Currency Market Analysis
Sep 24, 2020 | Currency Market Analysis
America’s recharged dollar climbed to fresh highs as markets remained on edge over mounting uncertainties. Canada’s dollar fell to seven-week lows while the euro and sterling hovered around two-month lows. When confidence in the global recovery falters, the dollar tends to shine. The greenback has caught a solid safe haven bounce as virus counts climb in many advanced economies, dampening hopes of a sustained recovery from the pandemic-induced recession. Doubts about Washington delivering more pandemic relief and the specter of a contested U.S. election outcome are also pressuring markets with Wall Street favoring its back foot. On tap today, more Capitol Hill testimony by the Fed chair and key weekly jobs data from the U.S. which are forecast to improve but remain historically high above 800,000. Mexico’s peso hit six-week lows ahead of an expected rate cut from 4.50% today from the country’s central bank.

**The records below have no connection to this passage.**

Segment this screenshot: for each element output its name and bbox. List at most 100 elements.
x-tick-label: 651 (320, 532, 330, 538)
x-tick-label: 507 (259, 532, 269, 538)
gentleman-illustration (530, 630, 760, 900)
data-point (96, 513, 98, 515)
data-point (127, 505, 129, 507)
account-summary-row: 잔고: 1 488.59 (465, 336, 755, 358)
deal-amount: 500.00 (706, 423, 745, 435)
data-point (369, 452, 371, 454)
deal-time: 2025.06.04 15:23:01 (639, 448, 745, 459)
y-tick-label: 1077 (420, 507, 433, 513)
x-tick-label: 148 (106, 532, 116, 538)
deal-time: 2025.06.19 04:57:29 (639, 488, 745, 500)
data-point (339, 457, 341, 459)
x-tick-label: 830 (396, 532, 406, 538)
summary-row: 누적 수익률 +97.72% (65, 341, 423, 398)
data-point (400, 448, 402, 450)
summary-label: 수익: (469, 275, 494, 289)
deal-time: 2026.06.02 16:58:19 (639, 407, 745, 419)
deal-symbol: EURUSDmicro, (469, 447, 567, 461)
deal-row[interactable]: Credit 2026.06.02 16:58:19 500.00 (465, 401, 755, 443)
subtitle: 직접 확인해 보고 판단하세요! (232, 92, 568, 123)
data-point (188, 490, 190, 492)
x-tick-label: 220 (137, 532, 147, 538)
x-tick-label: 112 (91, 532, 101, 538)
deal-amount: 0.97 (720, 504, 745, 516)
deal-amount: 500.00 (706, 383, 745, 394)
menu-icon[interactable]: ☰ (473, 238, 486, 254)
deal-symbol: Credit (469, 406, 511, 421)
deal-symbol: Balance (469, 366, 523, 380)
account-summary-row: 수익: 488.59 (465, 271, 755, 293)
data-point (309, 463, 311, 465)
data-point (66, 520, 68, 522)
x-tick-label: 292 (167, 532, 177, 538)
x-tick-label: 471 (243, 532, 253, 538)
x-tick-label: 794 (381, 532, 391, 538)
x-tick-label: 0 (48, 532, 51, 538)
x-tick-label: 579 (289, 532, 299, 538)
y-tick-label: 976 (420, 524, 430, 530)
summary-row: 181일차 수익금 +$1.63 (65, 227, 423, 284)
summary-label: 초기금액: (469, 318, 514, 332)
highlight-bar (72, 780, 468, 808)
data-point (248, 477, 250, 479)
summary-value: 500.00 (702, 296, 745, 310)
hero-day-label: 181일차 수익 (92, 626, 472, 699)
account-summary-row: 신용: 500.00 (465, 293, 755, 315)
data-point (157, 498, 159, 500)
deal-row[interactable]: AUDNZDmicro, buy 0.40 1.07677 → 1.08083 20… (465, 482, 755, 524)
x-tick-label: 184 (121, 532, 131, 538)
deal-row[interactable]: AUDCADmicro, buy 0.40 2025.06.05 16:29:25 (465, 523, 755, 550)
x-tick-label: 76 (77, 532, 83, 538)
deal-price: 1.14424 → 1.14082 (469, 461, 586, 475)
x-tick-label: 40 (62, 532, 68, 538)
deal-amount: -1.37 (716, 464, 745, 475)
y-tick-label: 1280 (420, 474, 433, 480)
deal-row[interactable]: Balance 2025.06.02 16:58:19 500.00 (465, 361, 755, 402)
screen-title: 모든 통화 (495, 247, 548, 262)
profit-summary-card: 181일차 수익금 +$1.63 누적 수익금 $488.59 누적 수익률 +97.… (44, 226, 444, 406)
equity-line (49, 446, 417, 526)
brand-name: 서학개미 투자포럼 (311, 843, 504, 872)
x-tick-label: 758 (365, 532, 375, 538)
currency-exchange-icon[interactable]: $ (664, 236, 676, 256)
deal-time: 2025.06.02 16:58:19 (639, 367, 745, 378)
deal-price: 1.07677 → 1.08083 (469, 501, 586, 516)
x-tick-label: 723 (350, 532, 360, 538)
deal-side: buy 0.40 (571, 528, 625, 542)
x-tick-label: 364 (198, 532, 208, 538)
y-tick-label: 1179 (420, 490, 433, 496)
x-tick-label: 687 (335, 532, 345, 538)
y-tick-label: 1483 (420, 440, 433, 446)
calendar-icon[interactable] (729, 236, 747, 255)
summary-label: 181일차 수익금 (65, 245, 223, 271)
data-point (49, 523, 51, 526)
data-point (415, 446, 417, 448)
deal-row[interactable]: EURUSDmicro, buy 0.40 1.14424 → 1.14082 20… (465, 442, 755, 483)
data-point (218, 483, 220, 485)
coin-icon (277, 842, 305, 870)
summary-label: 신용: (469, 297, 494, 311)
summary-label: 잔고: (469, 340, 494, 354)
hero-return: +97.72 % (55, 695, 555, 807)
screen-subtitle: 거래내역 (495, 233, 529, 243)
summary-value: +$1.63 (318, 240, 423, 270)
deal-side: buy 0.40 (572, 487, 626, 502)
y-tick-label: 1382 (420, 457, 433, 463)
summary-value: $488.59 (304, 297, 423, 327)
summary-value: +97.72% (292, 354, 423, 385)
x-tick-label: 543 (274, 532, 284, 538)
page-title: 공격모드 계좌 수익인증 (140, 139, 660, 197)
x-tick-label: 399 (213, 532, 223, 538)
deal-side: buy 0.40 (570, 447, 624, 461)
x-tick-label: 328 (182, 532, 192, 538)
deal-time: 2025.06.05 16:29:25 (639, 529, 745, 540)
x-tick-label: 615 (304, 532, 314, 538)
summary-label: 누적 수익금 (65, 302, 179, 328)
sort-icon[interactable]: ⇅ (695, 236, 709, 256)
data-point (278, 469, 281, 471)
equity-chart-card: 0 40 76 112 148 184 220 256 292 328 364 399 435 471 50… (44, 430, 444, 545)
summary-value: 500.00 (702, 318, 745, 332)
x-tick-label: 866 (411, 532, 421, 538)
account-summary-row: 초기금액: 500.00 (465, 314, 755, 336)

Oil’s grip on $40 proved a slippery one, a factor behind the loonie’s fall today to seven-week lows. Persistent risk aversion has stalked commodity currencies this week as surging virus cases threaten to undermine recovery prospects. Rising Covid cases led Canada’s prime minister, Justin Trudeau, to vow more pandemic relief to help sustain the recovery. Wall Street keeping subdued bodes well for USD/CAD to sustain its upward bias at least over the short run.
The dollar held near session peaks after U.S. weekly jobless unexpectedly rose. The latest number printed at 870,000 compared to forecasts 860,000 and the previous week’s upwardly revised 866,000. The dollar benefiting from weaker data is a clear sign that the U.S. currency is outperforming for the wrong reasons. Rather than enjoying fundamental support, the dollar is purely a haven play given the uptick in risk aversion.
Sterling rose above two-month lows after Britain’s finance minister announced a new jobs scheme to help sustain the recovery. The pound’s resilience so far is a sign that the new labor market program that begins in November could help slow an expected surge in unemployment. It also helped sterling at the margin that a gauge of retail spending unexpectedly increased in September. Volatility is expected to shadow sterling as Britain’s weak economy keeps pressure on the Bank of England to adopt negative borrowing rates.
The euro hit a two-month trough against the greenback after a smaller than expected rise in Germany’s Ifo index of business confidence kept the single currency on a vulnerable footing. The euro has shed about 2.5% against the dollar this month as Covid cases climb and threaten to undermine the bloc’s recovery. EUR/USD has tumbled nearly 4 cents since it scaled two-year highs in early September.